Violence against African women coming from the system and the colonial state’s coercive institutions—violence from the police, schools, courts, prisons, the army, economic exploitation via the international division of labor of colonized people all represent forms of vertical violence.
Violence such as sexual or domestic violence and economic exploitation coming from within our own colonized community represent forms of horizontal violence.
Both types of violence result from colonial domination over our lives.
To say that colonial violence against African women is a specific form of violence would be redundant. Even though there are differences in the types of colonial attacks that African men and women experience, this already implies that each form of these attacks is specific in itself.
Highlighting violence as a specific form when it comes to the oppression of African women leads to a contest to see who is oppressed the most. And this draws focus away from the fact that all of these attacks are rooted in a capitalist system, which has manipulated and exploited African people from the very beginning.
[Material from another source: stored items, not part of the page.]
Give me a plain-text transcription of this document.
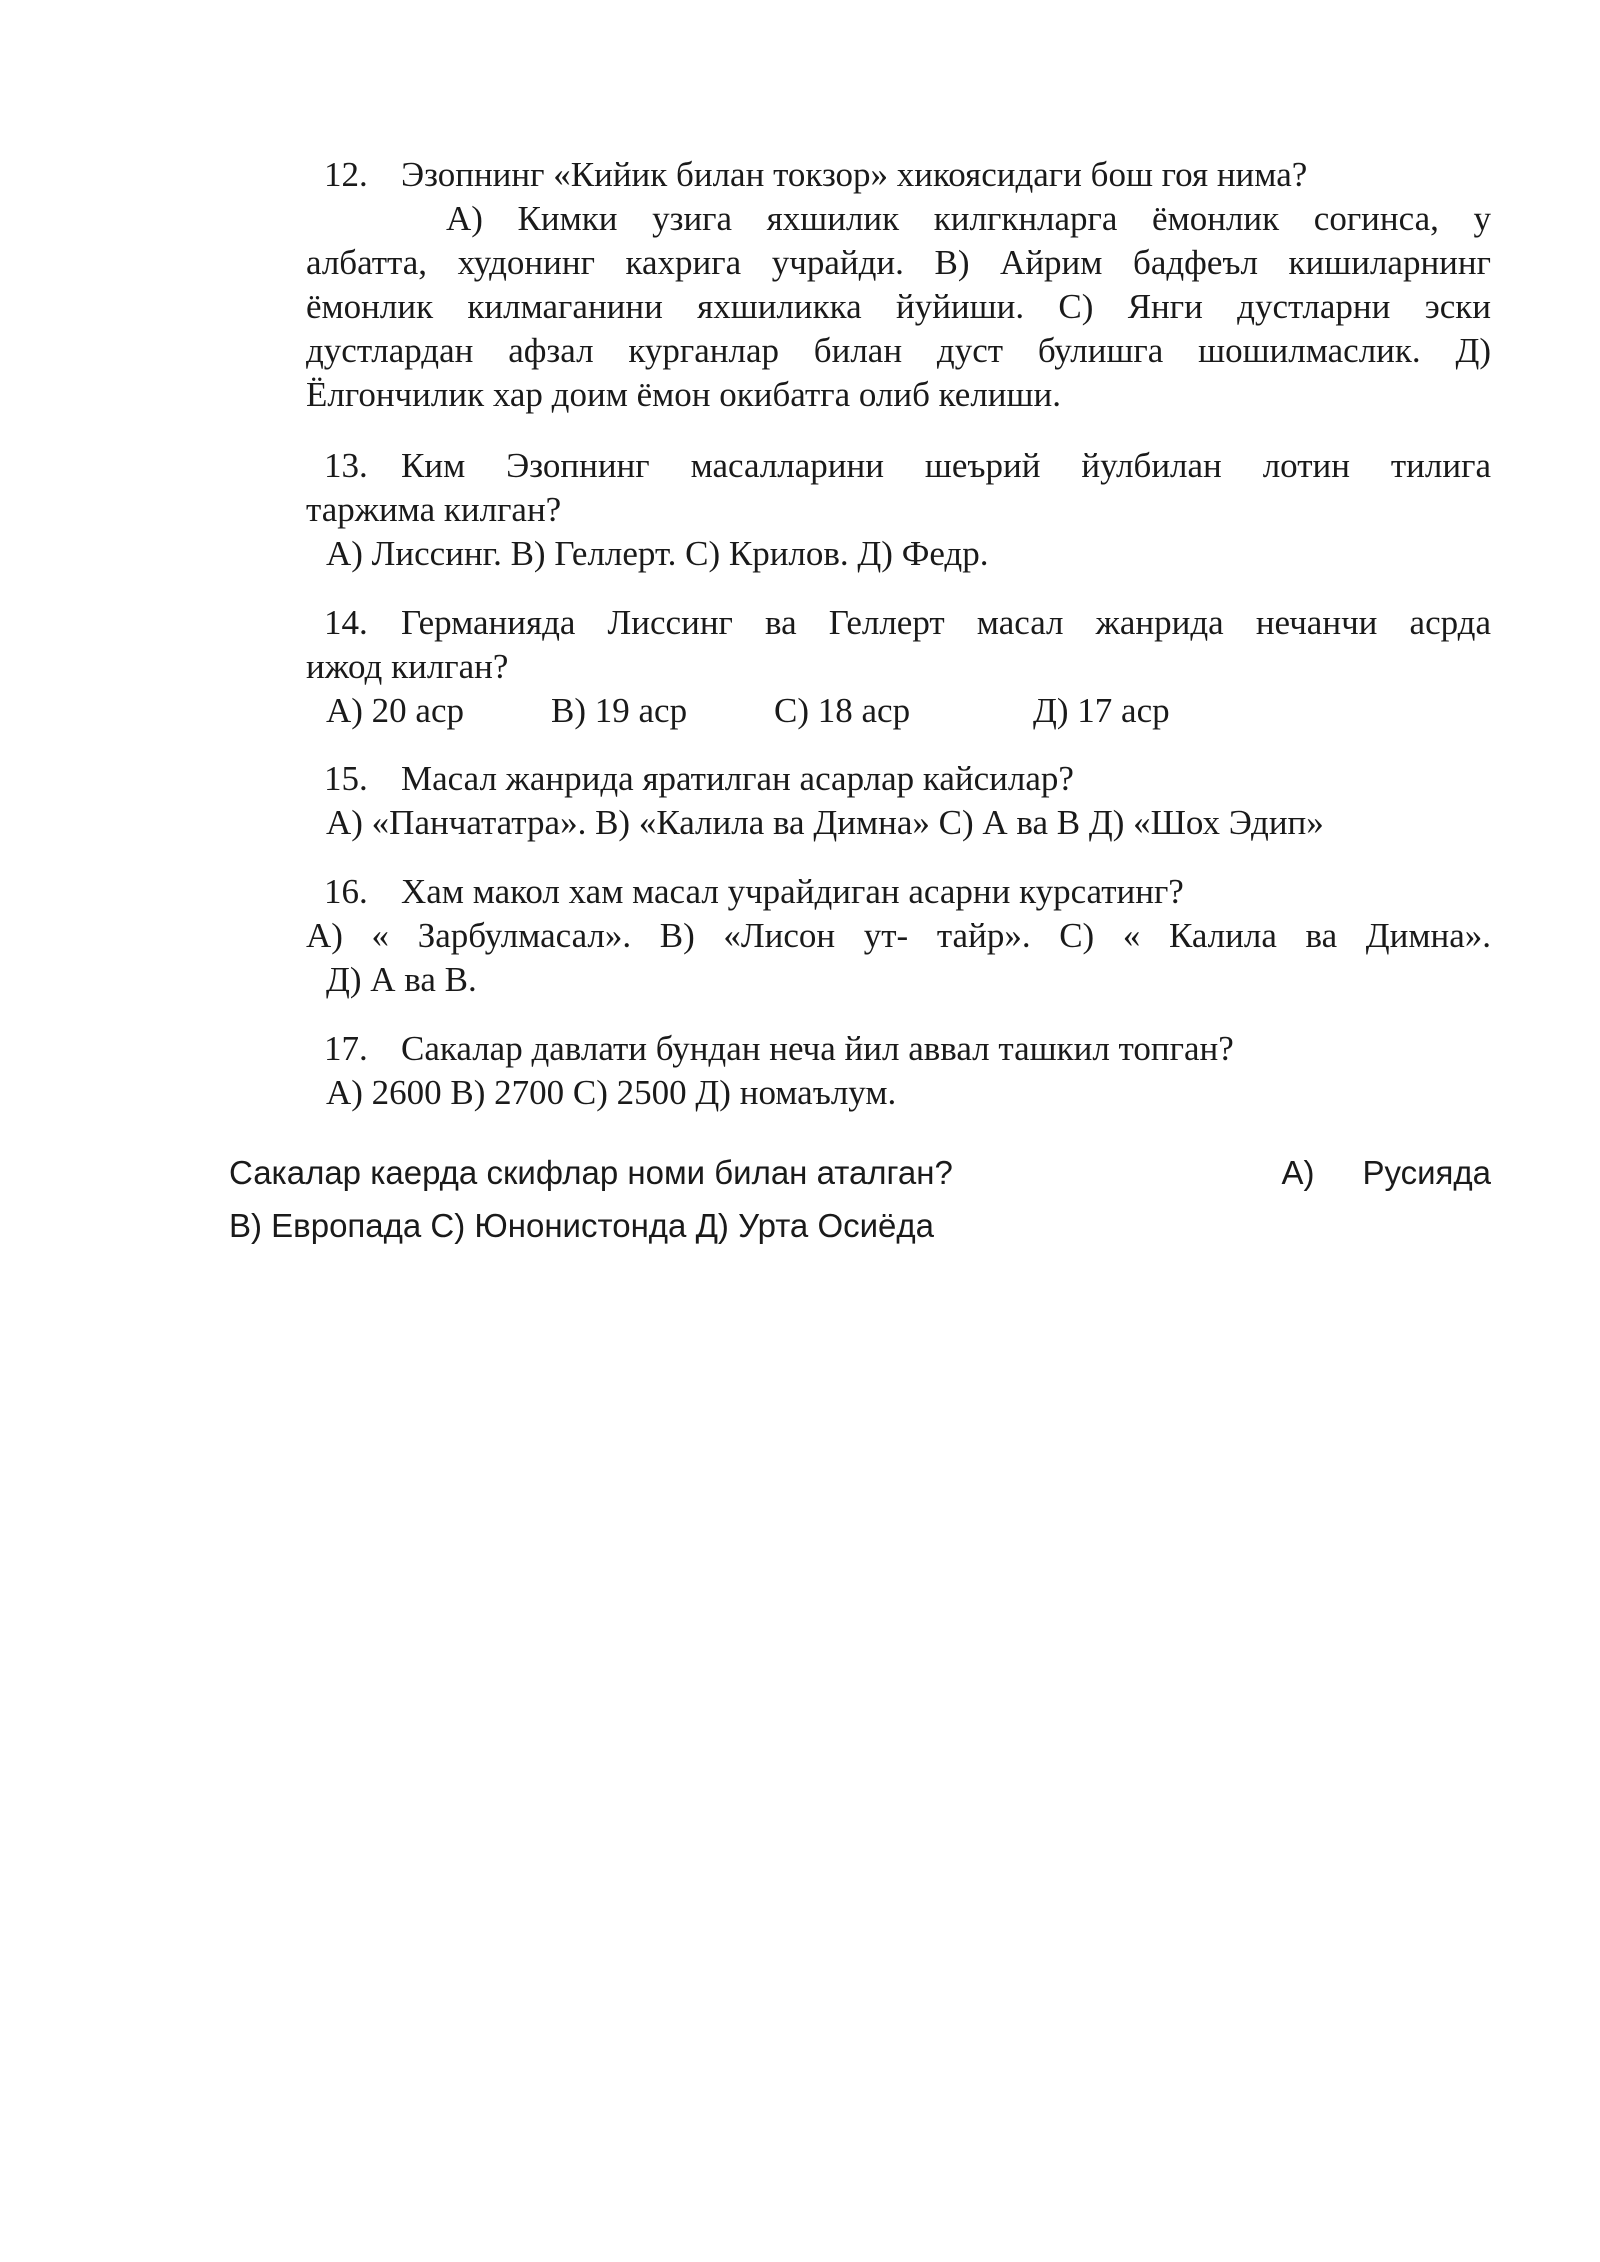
12. Эзопнинг «Кийик билан токзор» хикоясидаги бош гоя нима?
А) Кимки узига яхшилик килгкнларга ёмонлик согинса, у
албатта, худонинг кахрига учрайди. В) Айрим бадфеъл кишиларнинг
ёмонлик килмаганини яхшиликка йуйиши. С) Янги дустларни эски
дустлардан афзал курганлар билан дуст булишга шошилмаслик. Д)
Ёлгончилик хар доим ёмон окибатга олиб келиши.
13. Ким Эзопнинг масалларини шеърий йулбилан лотин тилига
таржима килган?
А) Лиссинг. В) Геллерт. С) Крилов. Д) Федр.
14. Германияда Лиссинг ва Геллерт масал жанрида нечанчи асрда
ижод килган?
А) 20 аср В) 19 аср С) 18 аср	Д) 17 аср
15. Масал жанрида яратилган асарлар кайсилар?
А) «Панчататра». В) «Калила ва Димна» С) А ва В Д) «Шох Эдип»
16. Хам макол хам масал учрайдиган асарни курсатинг?
А) « Зарбулмасал». В) «Лисон ут- тайр». С) « Калила ва Димна».
Д) А ва В.
17. Сакалар давлати бундан неча йил аввал ташкил топган?
А) 2600 В) 2700 С) 2500 Д) номаълум.
Сакалар каерда скифлар номи билан аталган?	А) Русияда
В) Европада С) Юнонистонда Д) Урта Осиёда
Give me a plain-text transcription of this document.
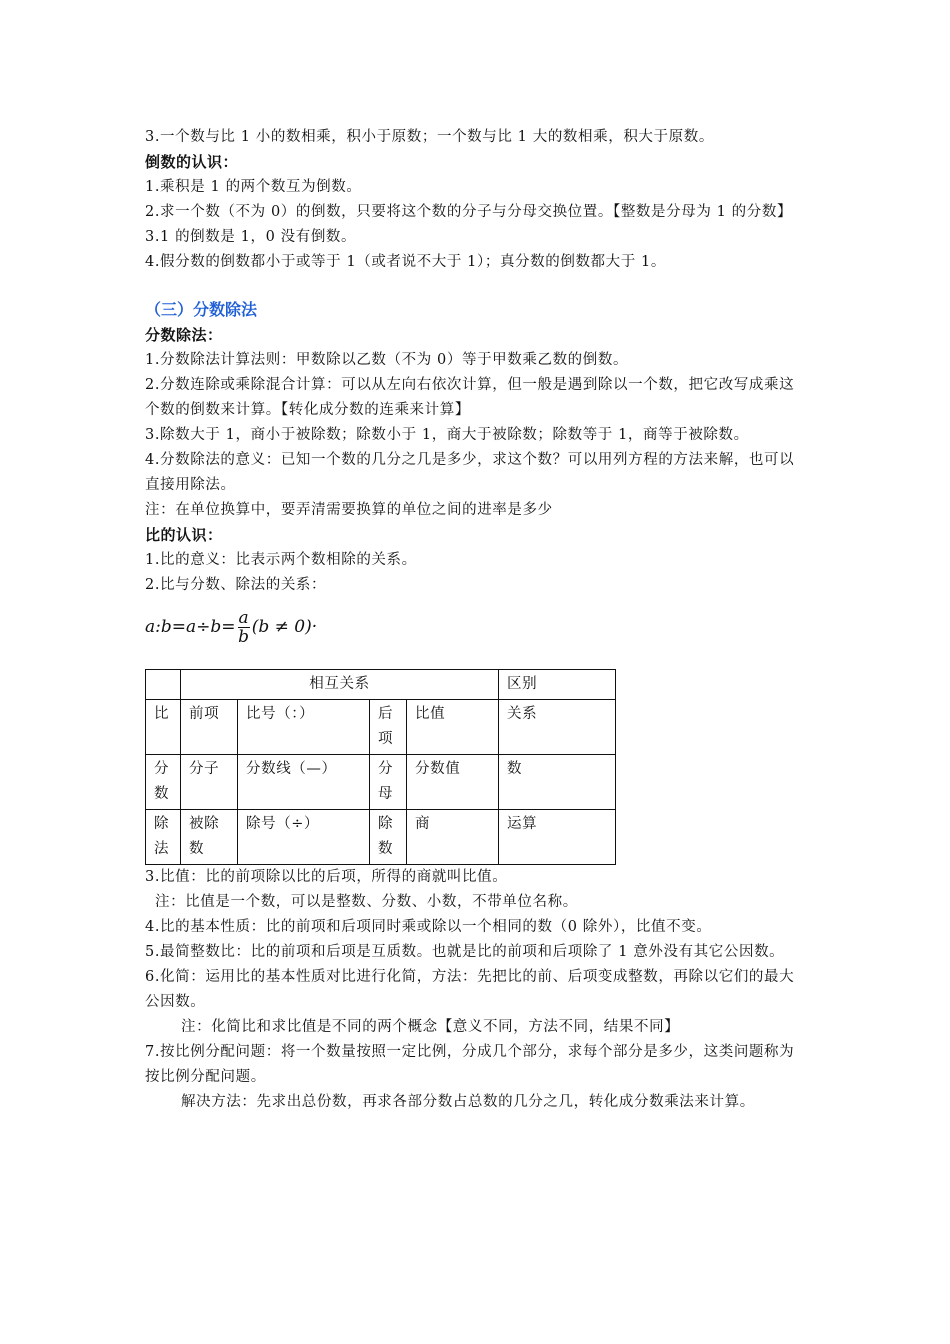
3.一个数与比 1 小的数相乘，积小于原数；一个数与比 1 大的数相乘，积大于原数。
倒数的认识：
1.乘积是 1 的两个数互为倒数。
2.求一个数（不为 0）的倒数，只要将这个数的分子与分母交换位置。【整数是分母为 1 的分数】
3.1 的倒数是 1，0 没有倒数。
4.假分数的倒数都小于或等于 1（或者说不大于 1）；真分数的倒数都大于 1。
（三）分数除法
分数除法：
1.分数除法计算法则：甲数除以乙数（不为 0）等于甲数乘乙数的倒数。
2.分数连除或乘除混合计算：可以从左向右依次计算，但一般是遇到除以一个数，把它改写成乘这个数的倒数来计算。【转化成分数的连乘来计算】
3.除数大于 1，商小于被除数；除数小于 1，商大于被除数；除数等于 1，商等于被除数。
4.分数除法的意义：已知一个数的几分之几是多少，求这个数？可以用列方程的方法来解，也可以直接用除法。
注：在单位换算中，要弄清需要换算的单位之间的进率是多少
比的认识：
1.比的意义：比表示两个数相除的关系。
2.比与分数、除法的关系：
a : $b = a \div b = \frac{a}{b} (b \ne 0)$ ·
	相互关系				区别
比	前项	比号（：）	后项	比值	关系
分数	分子	分数线（—）	分母	分数值	数
除法	被除数	除号（÷）	除数	商	运算
3.比值：比的前项除以比的后项，所得的商就叫比值。
注：比值是一个数，可以是整数、分数、小数，不带单位名称。
4.比的基本性质：比的前项和后项同时乘或除以一个相同的数（0 除外），比值不变。
5.最简整数比：比的前项和后项是互质数。也就是比的前项和后项除了 1 意外没有其它公因数。
6.化简：运用比的基本性质对比进行化简，方法：先把比的前、后项变成整数，再除以它们的最大公因数。
注：化简比和求比值是不同的两个概念【意义不同，方法不同，结果不同】
7.按比例分配问题：将一个数量按照一定比例，分成几个部分，求每个部分是多少，这类问题称为按比例分配问题。
解决方法：先求出总份数，再求各部分数占总数的几分之几，转化成分数乘法来计算。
Chairman Omali Yeshitela has pointed out that horizontal violence represents a tactic of imperialist power. This is a tactic to keep a colonized community in a constant state of destabilizing poverty—poverty not only in a material sense, but in every sense, including the relationships between each other and even the relationship one has with oneself.
In The Wretched of the Earth, Franz Fanon showed that colonized communities tend to commit violence that should be directed at the oppressor, against their own colonized community.
This tactic keeps colonized people from recognizing how to overcome our oppression through a revolutionary struggle for national liberation. Horizontal violence is established so that the colonized stays “in his place and does not go beyond certain limits.“ (Fanon, The Wretched of the Earth, 52).
Horizontal violence includes all forms of violence within the colonized community—sexual, economic, physical, domestic violence. Violence between African men is also a form of horizontal violence.
Engaging in horizontal violence makes us complicit with the oppressive system as it plays into the imperialist system’s tactic to divide and rule us.
Besides violence between African men, domestic violence, or violence by African men against African women is also horizontal violence. African women can also engage in acts of collaboration with the colonial state against African men.
Solely concentrating on horizontal violence will never free us and keeps the status quo intact
While it seems necessary to struggle against forms of horizontal violence within our community we can not lose sight of the vertical violence that is imposed on us by the imperialist state. Vertical violence keeps us in a constant state of poverty that enhances forms of horizontal violence.
We are convinced that solely struggling against forms of horizontal violence will never liberate Africa or African people around the world.
African women join the struggle for national liberation
Putting the issue of horizontal violence in the context of colonial violence, the African People’s Socialist Party is convinced that our struggle is not only for social justice within our communities. We must struggle primarily to overturn parasitic capitalism and colonialism.
At the same time we commit ourselves to the relentless struggle for the rights and dignity of African women. We demand the recognition of African women as equal partners and leaders in the struggle for the emancipation and unification of Africa and African people worldwide.
There will be no African liberation without the liberation of African women.
At the same time African women cannot fight a liberation struggle separate from the broader liberation struggle of Africa and African people!
Assata Shakur said, “Sisters. Black people will never be free unless black women participate in every aspect of our struggle, on every level of our struggle.”
Brothers, black people will never be free unless black women are fully accepted as equal partners in the liberation struggle and in building the African nation and beyond!